The Capital's Specific Hurdles
Yet, several experts noted that London has particular issues that made it difficult for the sector to succeed.
- Inconsistent Rules: Across 33 boroughs, car-club operators face a mosaic of different procedures and costs that complicate operations.
- New Costs: The closure coincides with electric cars becoming liable for London’s congestion charge, adding unavoidable costs.
- Unequal Parking Fees: Residents in some boroughs pay as little as £63 for a annual electric car parking permit. A similar shared vehicle would pay over £1,100 per year, creating a significant barrier.

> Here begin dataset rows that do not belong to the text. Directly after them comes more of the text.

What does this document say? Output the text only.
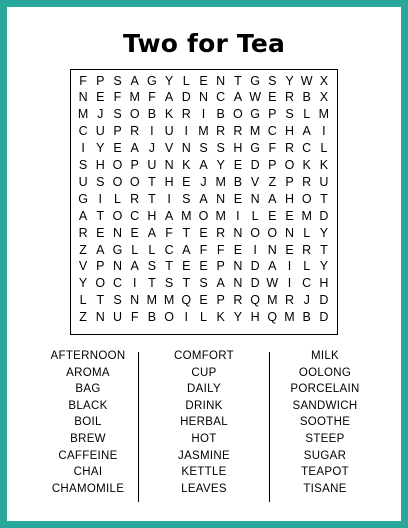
Two for Tea
F P S A G Y L E N T G S Y W X
N E F M F A D N C A W E R B X
M J S O B K R I B O G P S L M
C U P R I U I M R R M C H A I
I Y E A J V N S S H G F R C L
S H O P U N K A Y E D P O K K
U S O O T H E J M B V Z P R U
G I L R T I S A N E N A H O T
A T O C H A M O M I L E E M D
R E N E A F T E R N O O N L Y
Z A G L L C A F F E I N E R T
V P N A S T E E P N D A I L Y
Y O C I T S T S A N D W I C H
L T S N M M Q E P R Q M R J D
Z N U F B O I L K Y H Q M B D
AFTERNOON
AROMA
BAG
BLACK
BOIL
BREW
CAFFEINE
CHAI
CHAMOMILE
COMFORT
CUP
DAILY
DRINK
HERBAL
HOT
JASMINE
KETTLE
LEAVES
MILK
OOLONG
PORCELAIN
SANDWICH
SOOTHE
STEEP
SUGAR
TEAPOT
TISANE
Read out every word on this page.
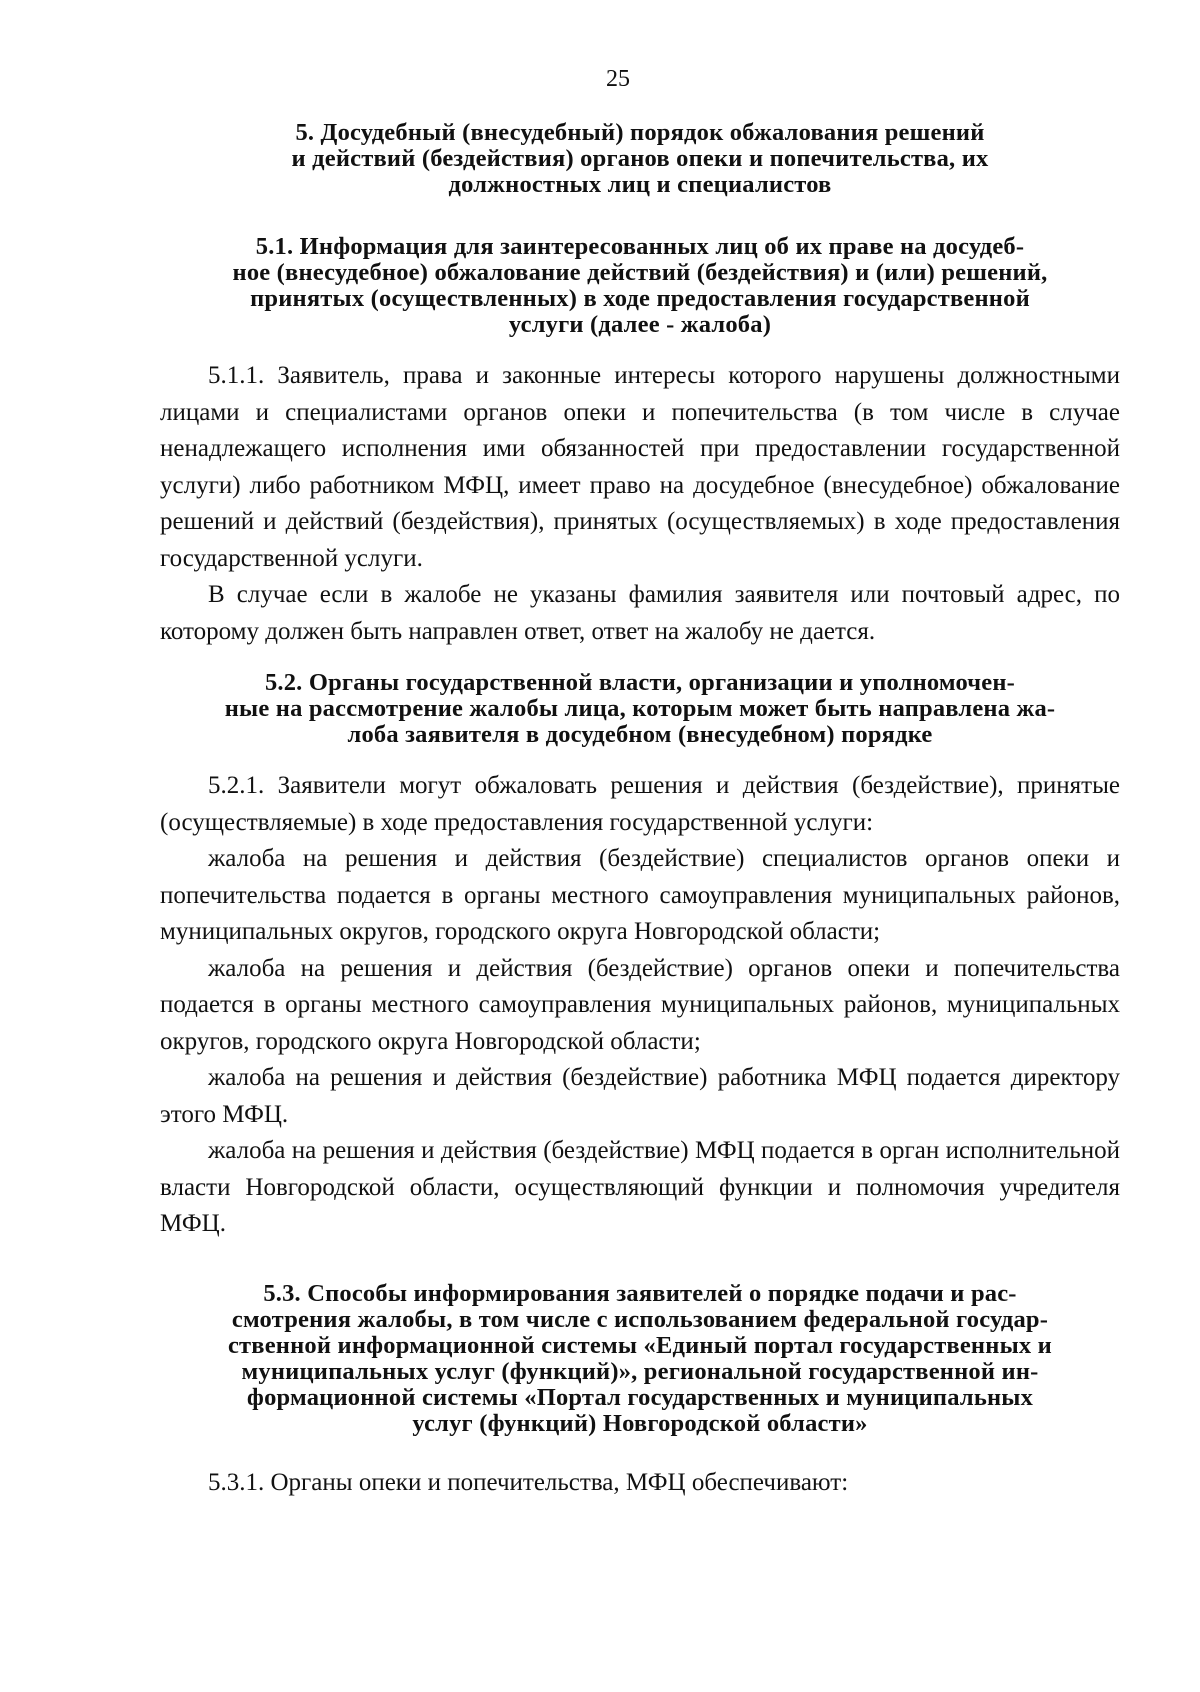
25
5. Досудебный (внесудебный) порядок обжалования решений
и действий (бездействия) органов опеки и попечительства, их
должностных лиц и специалистов
5.1. Информация для заинтересованных лиц об их праве на досудеб-
ное (внесудебное) обжалование действий (бездействия) и (или) решений,
принятых (осуществленных) в ходе предоставления государственной
услуги (далее - жалоба)

5.1.1. Заявитель, права и законные интересы которого нарушены должностными лицами и специалистами органов опеки и попечительства (в том числе в случае ненадлежащего исполнения ими обязанностей при предоставлении государственной услуги) либо работником МФЦ, имеет право на досудебное (внесудебное) обжалование решений и действий (бездействия), принятых (осуществляемых) в ходе предоставления государственной услуги.

В случае если в жалобе не указаны фамилия заявителя или почтовый адрес, по которому должен быть направлен ответ, ответ на жалобу не дается.

5.2. Органы государственной власти, организации и уполномочен-
ные на рассмотрение жалобы лица, которым может быть направлена жа-
лоба заявителя в досудебном (внесудебном) порядке

5.2.1. Заявители могут обжаловать решения и действия (бездействие), принятые (осуществляемые) в ходе предоставления государственной услуги:

жалоба на решения и действия (бездействие) специалистов органов опеки и попечительства подается в органы местного самоуправления муниципальных районов, муниципальных округов, городского округа Новгородской области;

жалоба на решения и действия (бездействие) органов опеки и попечительства подается в органы местного самоуправления муниципальных районов, муниципальных округов, городского округа Новгородской области;

жалоба на решения и действия (бездействие) работника МФЦ подается директору этого МФЦ.

жалоба на решения и действия (бездействие) МФЦ подается в орган исполнительной власти Новгородской области, осуществляющий функции и полномочия учредителя МФЦ.

5.3. Способы информирования заявителей о порядке подачи и рас-
смотрения жалобы, в том числе с использованием федеральной государ-
ственной информационной системы «Единый портал государственных и
муниципальных услуг (функций)», региональной государственной ин-
формационной системы «Портал государственных и муниципальных
услуг (функций) Новгородской области»

5.3.1. Органы опеки и попечительства, МФЦ обеспечивают:
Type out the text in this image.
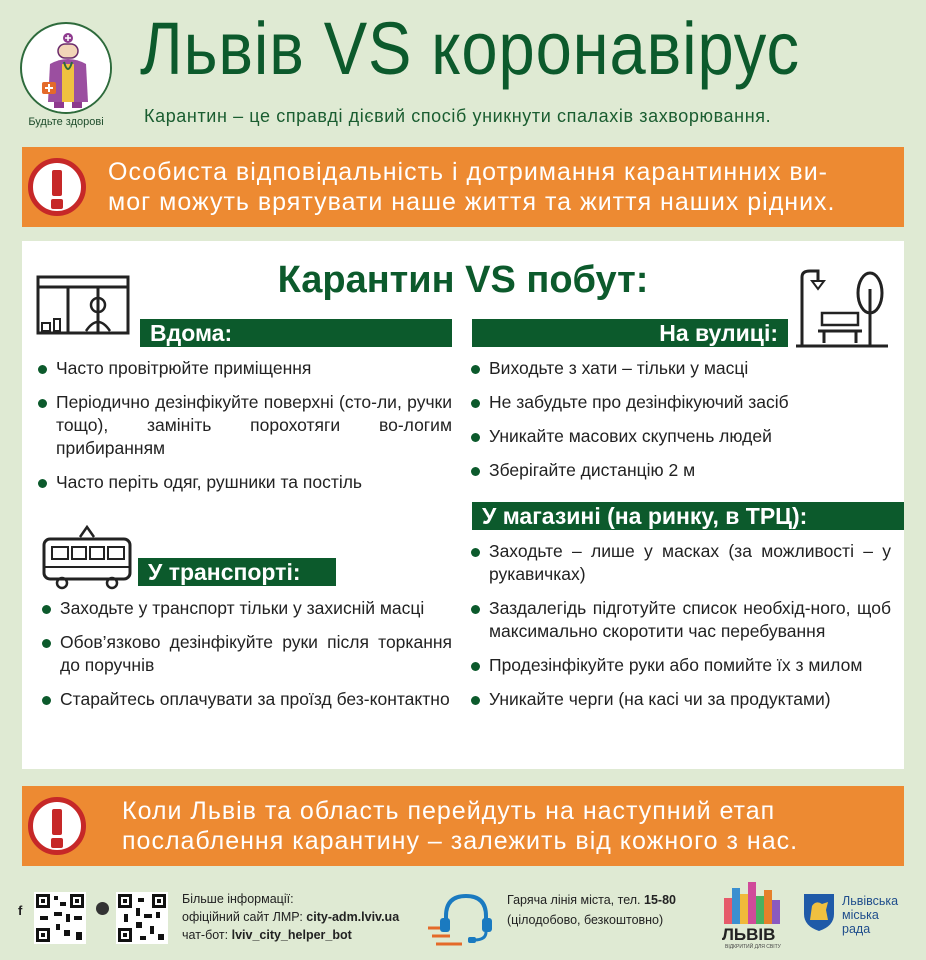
Будьте здорові
Львів VS коронавірус
Карантин – це справді дієвий спосіб уникнути спалахів захворювання.
Особиста відповідальність і дотримання карантинних ви-
мог можуть врятувати наше життя та життя наших рідних.
Карантин VS побут:
Вдома:
Часто провітрюйте приміщення
Періодично дезінфікуйте поверхні (сто-ли, ручки тощо), замініть порохотяги во-логим прибиранням
Часто періть одяг, рушники та постіль
У транспорті:
Заходьте у транспорт тільки у захисній масці
Обов’язково дезінфікуйте руки після торкання до поручнів
Старайтесь оплачувати за проїзд без-контактно
На вулиці:
Виходьте з хати – тільки у масці
Не забудьте про дезінфікуючий засіб
Уникайте масових скупчень людей
Зберігайте дистанцію 2 м
У магазині (на ринку, в ТРЦ):
Заходьте – лише у масках (за можливості – у рукавичках)
Заздалегідь підготуйте список необхід-ного, щоб максимально скоротити час перебування
Продезінфікуйте руки або помийте їх з милом
Уникайте черги (на касі чи за продуктами)
Коли Львів та область перейдуть на наступний етап
послаблення карантину – залежить від кожного з нас.
f
Більше інформації:
офіційний сайт ЛМР: city-adm.lviv.ua
чат-бот: lviv_city_helper_bot
Гаряча лінія міста, тел. 15-80
(цілодобово, безкоштовно)
ЛЬВІВ
ВІДКРИТИЙ ДЛЯ СВІТУ
Львівська
міська
рада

“Our fees should be one-twentieth of a resident’s permit,” argued Robert Schopen of Co Wheels. “We remove vehicles. We’re putting less polluting cars in their place.”
A European Example
Other European countries offer examples for London to follow. Germany introduced national shared mobility laws in 2017, providing a unified system for parking, subsidies and exemptions. Now, the country has several shared cars per 10,000 people, while France has 2.1 and Belgium has 6.3. The UK trails at 0.7.
“What we see is that shared mobility around the world, especially in Europe, is growing,” said Bharath Devanathan of Invers.
Devanathan said authorities should start to treat car sharing as a form of public transport, and link it with train and bus stations. He added that one unnamed client was already seriously considering entering the London market: “Operators will fill this gap.”
What Comes Next?
Other players can be split into two models:
- Company-Owned Fleets: Which maintain their own cars. Examples Denmark’s GreenMobility, France’s Free2Move, and Germany’s Miles Mobility.
- Peer-to-Peer Services: Which allow users to hire out their own vehicles via an app – similar to Airbnb for cars. Examples Britain’s Hiyacar and the US’s Getaround and Turo.
Turo, a US-headquartered peer-to-peer platform, is assessing the UK gap. Rory Brimmer, its UK managing director, said there was a “significant chance” to win more users. “A space exists that is going to need to be filled, because London still needs to move,” Brimmer said.
Yet, it could take a while for other players to build momentum. In the meantime, more people may choose to buy cars, and many across London will be without a convenient option.
For Rotherhithe community kitchen, the coming weeks will be a rush to find a way. The delivery problem caused by Zipcar’s exit highlights the wider implications of its departure on community groups and the prospects of shared mobility in the UK.